I love her humanness – her frumpled hair, her bad baby breath, her tender skin still stained with remnants of yogurt from dinner – it teaches me that it is our very humanness that makes us beautiful, not the idealized moments, but the raw, messy moments. These are the ones I find most beautiful. These are the ones I want to remember forever. She is in her safe haven, at my bosom, and when I sigh, her body sighs with mine. Resplendent, my heart feels, as her little body expands and contracts with each breath, matching mine. When our breaths align I feel the synchronicity of being pregnant again, connected in the utmost sense.
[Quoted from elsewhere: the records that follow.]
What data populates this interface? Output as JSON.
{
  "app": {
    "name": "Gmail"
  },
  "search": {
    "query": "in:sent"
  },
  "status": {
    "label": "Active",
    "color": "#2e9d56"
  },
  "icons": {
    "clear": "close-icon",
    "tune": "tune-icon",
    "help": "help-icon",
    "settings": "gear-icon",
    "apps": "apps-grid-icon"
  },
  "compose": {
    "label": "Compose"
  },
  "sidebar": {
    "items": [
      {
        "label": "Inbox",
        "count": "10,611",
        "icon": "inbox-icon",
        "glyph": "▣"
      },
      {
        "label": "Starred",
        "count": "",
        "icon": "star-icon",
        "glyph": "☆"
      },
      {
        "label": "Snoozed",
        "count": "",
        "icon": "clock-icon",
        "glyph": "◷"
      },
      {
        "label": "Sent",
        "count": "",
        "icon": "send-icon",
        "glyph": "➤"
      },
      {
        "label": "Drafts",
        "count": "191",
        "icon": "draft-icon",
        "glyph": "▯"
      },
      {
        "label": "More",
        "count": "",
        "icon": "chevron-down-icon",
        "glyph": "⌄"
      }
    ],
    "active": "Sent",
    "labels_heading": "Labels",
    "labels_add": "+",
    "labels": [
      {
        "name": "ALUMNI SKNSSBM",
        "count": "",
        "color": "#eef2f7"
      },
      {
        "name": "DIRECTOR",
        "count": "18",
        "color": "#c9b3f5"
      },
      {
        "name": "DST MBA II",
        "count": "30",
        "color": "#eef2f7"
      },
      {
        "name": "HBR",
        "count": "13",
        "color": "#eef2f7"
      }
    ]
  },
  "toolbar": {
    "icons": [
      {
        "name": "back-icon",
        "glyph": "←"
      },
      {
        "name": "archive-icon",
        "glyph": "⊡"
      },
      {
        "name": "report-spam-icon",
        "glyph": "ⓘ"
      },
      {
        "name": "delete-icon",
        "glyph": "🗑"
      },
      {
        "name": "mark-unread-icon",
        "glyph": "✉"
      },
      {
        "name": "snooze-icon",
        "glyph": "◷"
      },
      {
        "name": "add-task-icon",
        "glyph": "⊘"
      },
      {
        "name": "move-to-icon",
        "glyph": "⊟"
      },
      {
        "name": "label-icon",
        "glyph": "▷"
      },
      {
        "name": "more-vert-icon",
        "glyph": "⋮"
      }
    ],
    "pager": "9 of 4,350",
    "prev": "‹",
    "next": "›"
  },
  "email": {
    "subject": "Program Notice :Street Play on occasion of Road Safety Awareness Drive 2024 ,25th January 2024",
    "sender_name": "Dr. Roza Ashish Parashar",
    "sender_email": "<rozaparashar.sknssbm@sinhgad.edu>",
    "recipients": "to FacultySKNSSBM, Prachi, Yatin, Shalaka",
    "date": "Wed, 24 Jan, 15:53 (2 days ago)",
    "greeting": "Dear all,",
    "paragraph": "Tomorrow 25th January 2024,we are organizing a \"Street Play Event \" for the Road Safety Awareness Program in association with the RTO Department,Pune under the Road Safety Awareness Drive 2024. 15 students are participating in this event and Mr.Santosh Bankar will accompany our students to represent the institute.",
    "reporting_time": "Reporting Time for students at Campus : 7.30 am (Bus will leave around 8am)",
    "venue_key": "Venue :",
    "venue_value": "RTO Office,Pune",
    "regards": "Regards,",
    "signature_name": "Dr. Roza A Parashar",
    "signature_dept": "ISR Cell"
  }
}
I press my cheek to hers, and cheek to cheek it is impossible to keep your eyes open – the beauty of love we communicate through our skin is far too great, far too intense, far too beyond words for me to capture or be able to understand and fully feel with my eyes open.
There is no price you can put on the preciousness of sharing breath with a human being you formed – and there are, without doubt, generations of women who echo this sentiment as mystic truth. This is a gift of motherhood not often advertised, but quite possibly the very core of all creative and connective beauty. My heart cannot contain itself when I catch her in the fullness of youthful innocence. Her toddler curiosity and unabashed affability serenades my heart, an open invitation to the opening act of her personality and spirit. It makes me a privy witness to the development of her character, the first recipient of this great, deep and sincere love. It is this purity that is precious – every day, a gift, and it speaks to me because it is the little things that make it special, yet it is precisely the little things that are so difficult to articulate.
The open sound of her nasal inhalations inflates my heart with hope. It is a hope of remembrance. I want to freeze these little moments in time, and because I know I can’t, I write them so I won’t forget. These milk-stained moments entwine our souls as close as we can be to when we were once a part of one another. I will have to trust God now that these layers of skin separate us but, with this memory, a small piece of me will always be with her and her with me.